Presenters pointed to AIM’s UDI committee as a go-to agency for information on technology options. Companies need to plan for data formatting, data carrier technology, and compatibility with scanning and data management systems of downstream partners.
“FDA in its bar code rule stipulated [the NDC number in a] linear code and is now considering matrix. We are taking the opposite approach [in allowing any AIDC technology] for the UDI rule. I think it’s the right path, but manufacturers have to be extremely aware of [their partners’ requirements and technology],” Crowley said.
Device makers need to ensure that bar codes, or RFID tags, when used, are encoded correctly according to well-documented standards, that they meet minimum print quality requirements, and are scannable, advised George Wright IV, vice president, consulting and business development, PIPS Inc., and vice chair of the AIM North America UDI Committee.
“UDI will be supported by many technologies, but you have to be cognizant of the user installed base. It is critical you talk with your supply chain partners, as the whole supply chain has to have the ability to read the code,” Wright emphasized.
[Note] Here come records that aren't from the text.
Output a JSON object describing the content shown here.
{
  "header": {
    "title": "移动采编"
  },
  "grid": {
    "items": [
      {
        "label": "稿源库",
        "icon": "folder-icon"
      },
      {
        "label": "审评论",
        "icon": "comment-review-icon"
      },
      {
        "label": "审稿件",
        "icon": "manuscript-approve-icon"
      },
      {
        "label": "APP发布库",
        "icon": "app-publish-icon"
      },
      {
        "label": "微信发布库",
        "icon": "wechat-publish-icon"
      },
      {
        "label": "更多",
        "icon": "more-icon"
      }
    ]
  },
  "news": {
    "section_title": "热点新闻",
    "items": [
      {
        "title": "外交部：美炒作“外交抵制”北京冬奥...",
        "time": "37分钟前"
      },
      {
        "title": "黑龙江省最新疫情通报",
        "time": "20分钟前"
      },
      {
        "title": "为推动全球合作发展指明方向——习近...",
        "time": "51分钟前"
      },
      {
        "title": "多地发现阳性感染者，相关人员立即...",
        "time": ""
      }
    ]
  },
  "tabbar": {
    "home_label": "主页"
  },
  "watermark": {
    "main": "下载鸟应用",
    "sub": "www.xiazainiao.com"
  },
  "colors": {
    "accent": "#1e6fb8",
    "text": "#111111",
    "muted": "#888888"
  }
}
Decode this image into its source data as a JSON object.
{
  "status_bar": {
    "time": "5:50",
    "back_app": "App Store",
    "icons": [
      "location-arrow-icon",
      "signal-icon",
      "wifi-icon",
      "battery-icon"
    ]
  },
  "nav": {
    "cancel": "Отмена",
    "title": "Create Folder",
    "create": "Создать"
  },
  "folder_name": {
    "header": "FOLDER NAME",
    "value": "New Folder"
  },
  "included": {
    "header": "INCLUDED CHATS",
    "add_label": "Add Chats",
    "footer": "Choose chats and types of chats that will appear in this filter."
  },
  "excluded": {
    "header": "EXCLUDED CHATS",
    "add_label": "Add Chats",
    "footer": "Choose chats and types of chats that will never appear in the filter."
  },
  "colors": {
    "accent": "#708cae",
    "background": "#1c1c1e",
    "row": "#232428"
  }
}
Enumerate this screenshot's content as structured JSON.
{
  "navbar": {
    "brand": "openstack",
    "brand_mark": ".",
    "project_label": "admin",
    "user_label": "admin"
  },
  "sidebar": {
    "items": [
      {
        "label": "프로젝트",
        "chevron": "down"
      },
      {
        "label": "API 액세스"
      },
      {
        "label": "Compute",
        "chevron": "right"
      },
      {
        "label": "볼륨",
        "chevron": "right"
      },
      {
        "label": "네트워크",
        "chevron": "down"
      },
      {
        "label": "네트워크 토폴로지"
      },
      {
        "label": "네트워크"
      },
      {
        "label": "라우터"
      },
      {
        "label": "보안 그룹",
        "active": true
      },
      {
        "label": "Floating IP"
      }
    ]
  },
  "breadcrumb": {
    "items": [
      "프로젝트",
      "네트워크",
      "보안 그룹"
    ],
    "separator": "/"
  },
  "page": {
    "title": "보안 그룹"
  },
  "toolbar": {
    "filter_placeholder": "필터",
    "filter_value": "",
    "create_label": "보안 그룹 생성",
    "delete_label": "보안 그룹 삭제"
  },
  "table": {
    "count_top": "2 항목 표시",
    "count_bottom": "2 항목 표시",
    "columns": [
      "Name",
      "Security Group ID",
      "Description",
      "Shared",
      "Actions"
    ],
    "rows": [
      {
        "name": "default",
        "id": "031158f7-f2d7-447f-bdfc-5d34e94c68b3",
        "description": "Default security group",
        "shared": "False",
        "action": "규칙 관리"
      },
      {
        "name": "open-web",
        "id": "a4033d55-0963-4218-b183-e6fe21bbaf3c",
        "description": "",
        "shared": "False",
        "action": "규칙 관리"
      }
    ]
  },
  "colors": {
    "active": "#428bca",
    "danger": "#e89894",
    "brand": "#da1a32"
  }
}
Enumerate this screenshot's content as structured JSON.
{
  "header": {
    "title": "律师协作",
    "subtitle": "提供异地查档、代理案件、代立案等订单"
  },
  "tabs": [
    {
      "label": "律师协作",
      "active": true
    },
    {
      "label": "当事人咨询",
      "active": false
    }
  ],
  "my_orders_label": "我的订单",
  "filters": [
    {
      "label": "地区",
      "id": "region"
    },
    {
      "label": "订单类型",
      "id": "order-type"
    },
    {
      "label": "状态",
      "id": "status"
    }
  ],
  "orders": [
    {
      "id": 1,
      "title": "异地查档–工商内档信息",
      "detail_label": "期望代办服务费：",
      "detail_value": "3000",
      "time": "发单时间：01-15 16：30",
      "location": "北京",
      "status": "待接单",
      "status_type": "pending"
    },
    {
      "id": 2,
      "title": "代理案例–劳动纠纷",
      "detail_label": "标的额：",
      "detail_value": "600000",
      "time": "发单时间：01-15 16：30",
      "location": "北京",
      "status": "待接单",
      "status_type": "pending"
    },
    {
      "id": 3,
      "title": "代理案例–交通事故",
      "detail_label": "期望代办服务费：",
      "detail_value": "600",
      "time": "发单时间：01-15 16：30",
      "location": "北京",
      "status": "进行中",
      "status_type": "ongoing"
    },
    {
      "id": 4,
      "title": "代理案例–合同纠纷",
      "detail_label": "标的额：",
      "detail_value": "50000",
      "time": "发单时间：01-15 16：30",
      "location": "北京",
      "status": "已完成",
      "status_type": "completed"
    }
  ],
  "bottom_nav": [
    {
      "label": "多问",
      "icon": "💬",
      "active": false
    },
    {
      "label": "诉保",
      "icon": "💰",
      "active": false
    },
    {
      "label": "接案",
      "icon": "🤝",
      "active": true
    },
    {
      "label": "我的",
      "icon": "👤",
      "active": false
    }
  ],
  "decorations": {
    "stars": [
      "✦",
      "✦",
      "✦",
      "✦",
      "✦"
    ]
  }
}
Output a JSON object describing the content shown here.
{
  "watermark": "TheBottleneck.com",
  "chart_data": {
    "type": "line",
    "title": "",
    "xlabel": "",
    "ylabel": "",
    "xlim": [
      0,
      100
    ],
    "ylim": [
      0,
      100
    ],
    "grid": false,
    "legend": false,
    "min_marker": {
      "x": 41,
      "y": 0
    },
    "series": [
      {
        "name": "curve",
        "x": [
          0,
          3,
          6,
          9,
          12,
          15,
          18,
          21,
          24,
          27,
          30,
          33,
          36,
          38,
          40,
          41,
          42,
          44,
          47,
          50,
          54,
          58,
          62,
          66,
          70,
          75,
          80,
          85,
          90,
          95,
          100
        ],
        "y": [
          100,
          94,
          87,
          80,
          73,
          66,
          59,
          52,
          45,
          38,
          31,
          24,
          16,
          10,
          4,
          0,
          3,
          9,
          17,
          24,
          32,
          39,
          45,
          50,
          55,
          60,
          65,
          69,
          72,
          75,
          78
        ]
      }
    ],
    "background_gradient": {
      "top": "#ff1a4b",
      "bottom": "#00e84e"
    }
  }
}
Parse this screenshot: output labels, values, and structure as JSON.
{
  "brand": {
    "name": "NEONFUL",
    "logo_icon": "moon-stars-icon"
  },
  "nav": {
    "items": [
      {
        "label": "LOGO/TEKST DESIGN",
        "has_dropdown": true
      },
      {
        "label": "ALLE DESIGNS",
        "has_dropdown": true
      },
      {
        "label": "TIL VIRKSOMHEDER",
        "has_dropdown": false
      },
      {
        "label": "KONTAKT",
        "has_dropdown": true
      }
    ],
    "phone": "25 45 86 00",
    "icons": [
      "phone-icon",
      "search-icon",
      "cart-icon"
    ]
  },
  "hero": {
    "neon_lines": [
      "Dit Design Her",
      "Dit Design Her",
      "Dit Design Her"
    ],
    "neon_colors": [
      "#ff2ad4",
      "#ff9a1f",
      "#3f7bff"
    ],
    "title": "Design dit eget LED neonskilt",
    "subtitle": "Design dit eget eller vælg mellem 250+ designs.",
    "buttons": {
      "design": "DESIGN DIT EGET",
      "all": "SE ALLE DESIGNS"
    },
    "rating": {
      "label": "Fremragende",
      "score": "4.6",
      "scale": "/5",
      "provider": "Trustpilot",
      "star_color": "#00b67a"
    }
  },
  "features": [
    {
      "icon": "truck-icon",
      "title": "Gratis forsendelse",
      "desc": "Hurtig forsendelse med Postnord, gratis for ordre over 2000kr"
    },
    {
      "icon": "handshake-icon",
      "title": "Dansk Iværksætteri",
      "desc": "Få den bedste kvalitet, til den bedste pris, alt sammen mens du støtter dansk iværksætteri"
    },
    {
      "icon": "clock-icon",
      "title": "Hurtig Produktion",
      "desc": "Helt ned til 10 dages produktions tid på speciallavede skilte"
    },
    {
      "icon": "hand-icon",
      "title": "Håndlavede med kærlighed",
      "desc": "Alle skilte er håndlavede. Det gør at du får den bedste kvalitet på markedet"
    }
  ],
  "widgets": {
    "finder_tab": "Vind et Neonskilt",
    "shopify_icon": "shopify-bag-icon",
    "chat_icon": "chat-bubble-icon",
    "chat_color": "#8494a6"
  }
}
“Although GS1 and HIBCC are disparate systems, they are interoperable. Scanning systems have been in place for more than a decade that can differentiate the codes and identify the product, whether it is in the GS1 or HIBCC format,” Wright said.
Device makers will decide on an FDA-accredited issuing agency, such as GS1 or HIBCC, for a UDI system, reformat production information data to the issuing agency’s format, and mark the device in manufacturing with the chosen AIDC technology. By the date the device is required to have a UDI, the device must be registered with FDA’s Global Unique Device Identification Database (GUDID).
The GUDID repository will be FDA’s source on master data for devices, enabling the agency to identify devices through distribution and use. Manufacturers must electronically submit required core attribute and administrative attribute data for each device.
Data will be submitted via FDA’s electronic submissions gateway (fda.gov/esg)—through structured on-line input or using the Health Level 7 structured product labeling (SPL) standard— or by a third party from a data pool.
Citing an early GUDID pilot in which J&J participated, Werthwine said manufacturers need to plan on what, when, and how to upload. “I had to touch eight different systems before I got all the fields filled in. You have to talk with IT to find the data and how available it is for uploading in SPL. And we will see multiple unique ID data bases—an EU requirement is coming,” Werthwine said.
Core attributes include a Global Medical Device Nomenclature (GMDN) generic name and code for the device based on the ISO 15225 GMDN standard.
Administrative attributes include a DUNS number. Company identifiers that manufacturers will obtain from Dun and Bradstreet Data Services, DUNS numbers are described as a global standard for uniquely identifying businesses. CDER has been using DUNS to identify facilities.
“This is CDRH’s first use of DUNS numbers. We are looking for an organizational DUNS as a way to distinguish an organization. We are not capturing facility level data,” Crowley said.
As a standard system for uniquely identifying devices, UDI will facilitate storage, exchange, and integration of data systems. FDA can mine population-based data sets to better understand the risk and benefits of device use for certain patient populations and indications, something “the drug side has been doing for years,” Crowley said. (See FDA’s Public workshop on use of UDI for postmarket surveillance and compliance at www.fda.gov/udi.)
“UDI can eventually support a secure supply chain as we bring in traceability to help identify counterfeit and diverted devices. That is not what we are trying to do right now, but we expect to look in this area [once the system is in place].”